In trying to save her friends, and herself, Amelia must not only deal with the creature now living inside her, but she must learn more about who she is and what, exactly, she is capable of. Because one thing has become clear: it’s not just her and her friends’ lives at stake… there are worlds within worlds and a universe of extranormal activity that just might depend on her.

Review: If you love your cosmic horror with a heaping side of intelligence, sympathetic heroines, evil-doers and alien creatures, plus an enigma so vast only Amelia Temple can contain it, Vivian Moira Valentine has conceived the perfect series for you.
Amelia has total recall, meaning she remembers her own birth and the dark stranger who ripped her from her mother’s arms, which subsequently landed her in a dormitory (read: cell) at the Bureau of Extranormal Investigations, a covert operation designed—specifically, it would seem—to solve the question of what Amelia is. And what is “out there”. Not who but what, and this is the crux of Amelia’s objectification as a thing rather than a human. That is, until she makes strides to fight back against her dehumanization.
Amelia was tortured and abused, very much to the detriment of the agents who underestimated her.

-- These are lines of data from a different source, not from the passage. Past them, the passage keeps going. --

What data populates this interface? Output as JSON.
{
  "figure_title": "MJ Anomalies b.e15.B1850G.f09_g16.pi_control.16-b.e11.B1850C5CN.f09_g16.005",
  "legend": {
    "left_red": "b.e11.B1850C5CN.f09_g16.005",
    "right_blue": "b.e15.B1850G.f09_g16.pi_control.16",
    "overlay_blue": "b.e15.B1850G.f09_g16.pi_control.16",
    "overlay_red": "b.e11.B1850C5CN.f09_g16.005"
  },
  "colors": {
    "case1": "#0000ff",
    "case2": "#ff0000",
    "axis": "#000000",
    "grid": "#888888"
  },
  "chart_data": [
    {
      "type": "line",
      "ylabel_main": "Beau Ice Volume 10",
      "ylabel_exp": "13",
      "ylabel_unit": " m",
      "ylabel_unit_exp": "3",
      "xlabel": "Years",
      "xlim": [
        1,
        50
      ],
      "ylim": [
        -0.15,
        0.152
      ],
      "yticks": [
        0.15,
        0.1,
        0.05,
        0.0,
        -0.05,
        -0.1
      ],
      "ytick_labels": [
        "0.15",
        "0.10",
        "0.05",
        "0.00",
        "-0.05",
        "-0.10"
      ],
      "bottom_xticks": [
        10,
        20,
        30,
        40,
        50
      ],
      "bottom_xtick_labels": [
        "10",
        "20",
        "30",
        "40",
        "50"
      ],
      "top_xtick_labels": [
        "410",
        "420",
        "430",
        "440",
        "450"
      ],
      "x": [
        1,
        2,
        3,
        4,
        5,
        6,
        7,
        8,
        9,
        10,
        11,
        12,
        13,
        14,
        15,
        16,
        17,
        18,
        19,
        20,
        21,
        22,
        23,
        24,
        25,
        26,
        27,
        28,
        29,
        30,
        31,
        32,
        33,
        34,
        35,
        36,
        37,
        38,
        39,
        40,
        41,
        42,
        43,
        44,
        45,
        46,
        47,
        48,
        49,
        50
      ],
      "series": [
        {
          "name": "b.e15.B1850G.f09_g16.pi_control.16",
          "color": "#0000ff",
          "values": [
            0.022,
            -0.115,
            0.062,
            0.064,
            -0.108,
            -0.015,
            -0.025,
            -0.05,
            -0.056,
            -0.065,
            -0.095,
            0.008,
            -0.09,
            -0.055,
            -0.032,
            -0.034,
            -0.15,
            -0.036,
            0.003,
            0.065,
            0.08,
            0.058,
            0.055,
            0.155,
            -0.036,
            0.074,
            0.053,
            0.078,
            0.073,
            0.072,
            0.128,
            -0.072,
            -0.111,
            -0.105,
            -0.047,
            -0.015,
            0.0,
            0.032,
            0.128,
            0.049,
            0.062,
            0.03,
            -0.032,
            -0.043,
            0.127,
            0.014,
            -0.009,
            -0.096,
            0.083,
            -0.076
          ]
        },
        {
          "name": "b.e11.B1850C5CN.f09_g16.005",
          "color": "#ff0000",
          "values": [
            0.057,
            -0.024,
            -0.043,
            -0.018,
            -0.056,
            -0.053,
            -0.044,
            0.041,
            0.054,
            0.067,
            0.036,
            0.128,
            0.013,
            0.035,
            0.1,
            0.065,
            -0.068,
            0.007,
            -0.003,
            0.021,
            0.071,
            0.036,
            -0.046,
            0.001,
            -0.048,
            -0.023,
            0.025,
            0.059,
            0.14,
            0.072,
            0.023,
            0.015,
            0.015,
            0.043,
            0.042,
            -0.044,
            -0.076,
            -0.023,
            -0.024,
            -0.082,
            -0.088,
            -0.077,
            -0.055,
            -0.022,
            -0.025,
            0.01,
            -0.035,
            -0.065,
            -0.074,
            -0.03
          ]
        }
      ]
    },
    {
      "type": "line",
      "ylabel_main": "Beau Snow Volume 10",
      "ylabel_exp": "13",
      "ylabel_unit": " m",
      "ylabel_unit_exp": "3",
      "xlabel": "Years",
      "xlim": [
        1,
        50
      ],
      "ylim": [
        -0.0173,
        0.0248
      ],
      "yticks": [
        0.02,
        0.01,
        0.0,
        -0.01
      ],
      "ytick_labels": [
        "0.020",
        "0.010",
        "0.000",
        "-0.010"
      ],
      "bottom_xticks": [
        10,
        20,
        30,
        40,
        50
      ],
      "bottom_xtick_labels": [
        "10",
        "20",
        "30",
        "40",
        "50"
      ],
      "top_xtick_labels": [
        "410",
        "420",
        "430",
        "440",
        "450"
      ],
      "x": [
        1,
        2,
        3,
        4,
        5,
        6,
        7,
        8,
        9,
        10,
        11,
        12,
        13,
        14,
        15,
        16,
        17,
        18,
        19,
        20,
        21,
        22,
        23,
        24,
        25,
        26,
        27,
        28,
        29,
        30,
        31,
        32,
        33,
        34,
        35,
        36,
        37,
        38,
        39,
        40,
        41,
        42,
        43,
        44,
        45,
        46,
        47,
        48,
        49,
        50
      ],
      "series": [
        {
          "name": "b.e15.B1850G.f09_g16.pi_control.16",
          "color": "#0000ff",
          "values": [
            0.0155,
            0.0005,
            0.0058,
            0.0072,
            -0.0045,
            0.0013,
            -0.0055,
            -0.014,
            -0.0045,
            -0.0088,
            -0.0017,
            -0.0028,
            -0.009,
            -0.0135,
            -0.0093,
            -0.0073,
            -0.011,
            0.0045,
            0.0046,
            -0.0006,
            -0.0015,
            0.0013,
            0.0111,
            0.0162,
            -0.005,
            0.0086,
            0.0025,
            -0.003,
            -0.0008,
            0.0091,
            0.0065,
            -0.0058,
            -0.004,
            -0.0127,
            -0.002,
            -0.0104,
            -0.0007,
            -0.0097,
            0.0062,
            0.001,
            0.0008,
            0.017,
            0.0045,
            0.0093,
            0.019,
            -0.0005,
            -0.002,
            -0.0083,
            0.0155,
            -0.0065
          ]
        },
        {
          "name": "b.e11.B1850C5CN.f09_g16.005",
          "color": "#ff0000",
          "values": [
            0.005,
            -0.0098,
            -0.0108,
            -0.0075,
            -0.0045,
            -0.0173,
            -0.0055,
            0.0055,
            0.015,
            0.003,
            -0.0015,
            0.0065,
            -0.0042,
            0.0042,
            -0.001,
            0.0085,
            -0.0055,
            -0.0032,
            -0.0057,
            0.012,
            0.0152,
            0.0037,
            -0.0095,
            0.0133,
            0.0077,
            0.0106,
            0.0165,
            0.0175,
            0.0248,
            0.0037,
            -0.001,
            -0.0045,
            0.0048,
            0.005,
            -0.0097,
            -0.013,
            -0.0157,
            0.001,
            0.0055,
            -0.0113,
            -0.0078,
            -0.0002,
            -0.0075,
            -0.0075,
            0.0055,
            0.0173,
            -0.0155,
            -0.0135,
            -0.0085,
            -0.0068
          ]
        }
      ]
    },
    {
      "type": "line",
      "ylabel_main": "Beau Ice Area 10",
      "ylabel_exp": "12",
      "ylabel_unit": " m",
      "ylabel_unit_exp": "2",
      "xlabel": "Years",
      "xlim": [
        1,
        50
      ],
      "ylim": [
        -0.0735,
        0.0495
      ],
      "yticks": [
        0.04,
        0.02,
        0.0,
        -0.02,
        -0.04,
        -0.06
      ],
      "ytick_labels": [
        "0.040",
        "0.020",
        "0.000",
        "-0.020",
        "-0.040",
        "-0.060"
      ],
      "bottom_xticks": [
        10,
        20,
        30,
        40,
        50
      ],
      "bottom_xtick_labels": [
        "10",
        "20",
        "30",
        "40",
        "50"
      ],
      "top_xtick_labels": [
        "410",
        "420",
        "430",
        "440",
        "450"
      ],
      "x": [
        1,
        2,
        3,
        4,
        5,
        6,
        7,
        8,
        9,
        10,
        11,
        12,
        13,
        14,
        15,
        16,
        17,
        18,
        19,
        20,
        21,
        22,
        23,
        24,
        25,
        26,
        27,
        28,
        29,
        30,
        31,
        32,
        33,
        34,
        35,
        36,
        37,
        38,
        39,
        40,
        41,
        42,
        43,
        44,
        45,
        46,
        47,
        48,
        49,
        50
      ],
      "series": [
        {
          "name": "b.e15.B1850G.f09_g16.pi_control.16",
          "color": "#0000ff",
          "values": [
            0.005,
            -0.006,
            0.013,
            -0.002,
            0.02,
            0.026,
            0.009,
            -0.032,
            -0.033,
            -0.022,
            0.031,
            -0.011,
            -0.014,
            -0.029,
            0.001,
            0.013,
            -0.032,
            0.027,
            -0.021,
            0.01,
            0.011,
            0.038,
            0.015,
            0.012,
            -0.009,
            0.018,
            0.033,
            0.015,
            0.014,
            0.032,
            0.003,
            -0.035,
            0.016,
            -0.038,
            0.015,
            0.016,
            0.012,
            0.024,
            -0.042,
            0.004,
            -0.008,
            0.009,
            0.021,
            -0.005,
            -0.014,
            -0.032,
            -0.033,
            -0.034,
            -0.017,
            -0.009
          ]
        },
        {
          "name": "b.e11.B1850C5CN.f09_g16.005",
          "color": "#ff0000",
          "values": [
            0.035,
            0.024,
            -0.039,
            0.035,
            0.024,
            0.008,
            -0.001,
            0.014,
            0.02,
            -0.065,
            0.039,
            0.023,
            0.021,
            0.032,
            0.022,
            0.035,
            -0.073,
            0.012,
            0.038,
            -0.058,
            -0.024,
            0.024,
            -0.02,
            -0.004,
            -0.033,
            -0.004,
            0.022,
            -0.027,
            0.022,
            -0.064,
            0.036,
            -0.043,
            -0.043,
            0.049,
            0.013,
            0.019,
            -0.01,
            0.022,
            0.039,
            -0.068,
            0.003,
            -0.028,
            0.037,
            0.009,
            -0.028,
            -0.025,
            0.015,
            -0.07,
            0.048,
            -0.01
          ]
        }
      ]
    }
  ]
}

She was assigned male by the Bureau, a mistake which she corrects with poise and self-confidence. And that’s where her new handler, Agent Walsh, figures into Amelia’s growth. Agent Walsh is not her hero, though; he is a man in 1954, and subscribes to and enjoys all the white male privilege and bigotry that entails. He doesn’t deserve kudos for treating her humanely, but he is Amelia’s tool, even if inadvertently, to win the limited freedom she yearns for to discover the world outside of her confines. Even if/when it means acknowledging a part of herself she is hesitant to face.
Despite a curfew and boundaries, Amelia is given permission to leave the Bureau. Her journey into a society of which she is entirely naive comes with friendships and an unexpected romance through which she learns some unsavory truths about prejudice and judgement and ignorance. Gloria (a young Black woman) and Luci (the young woman with whom Amelia falls in love) are steadfast and loyal and are so much more than accomplices on Amelia’s journey into the unknown and unfathomable. Gloria and Luci are the brains and bravery and drivers and inspiration behind Amelia and her quest. This may be Amelia’s series, but both Gloria and Luci are integral contributors in what ultimately becomes a cosmic clash through time and space.
As Luci so eloquently encapsulates things, this is “a conspiracy of men and monsters and magic.” There is more here than heaven and earth and dreams and philosophy. It is an infinite dreamscape captured and corralled by the author into a story that knows no universal boundaries, only the reader’s ability to stretch our own imaginations and embrace the incomprehensible. When Against Fearful Lies comes to its conclusion—not its end, because Amelia has not yet met her full potential—the energy with which she promises vengeance to all those who would try to stop her made me want to raise a kindred fist. Bravo to Vivian Moira Valentine for encapsulating the female urge to topple the status quo, and all who uphold it, in such wonderful characters.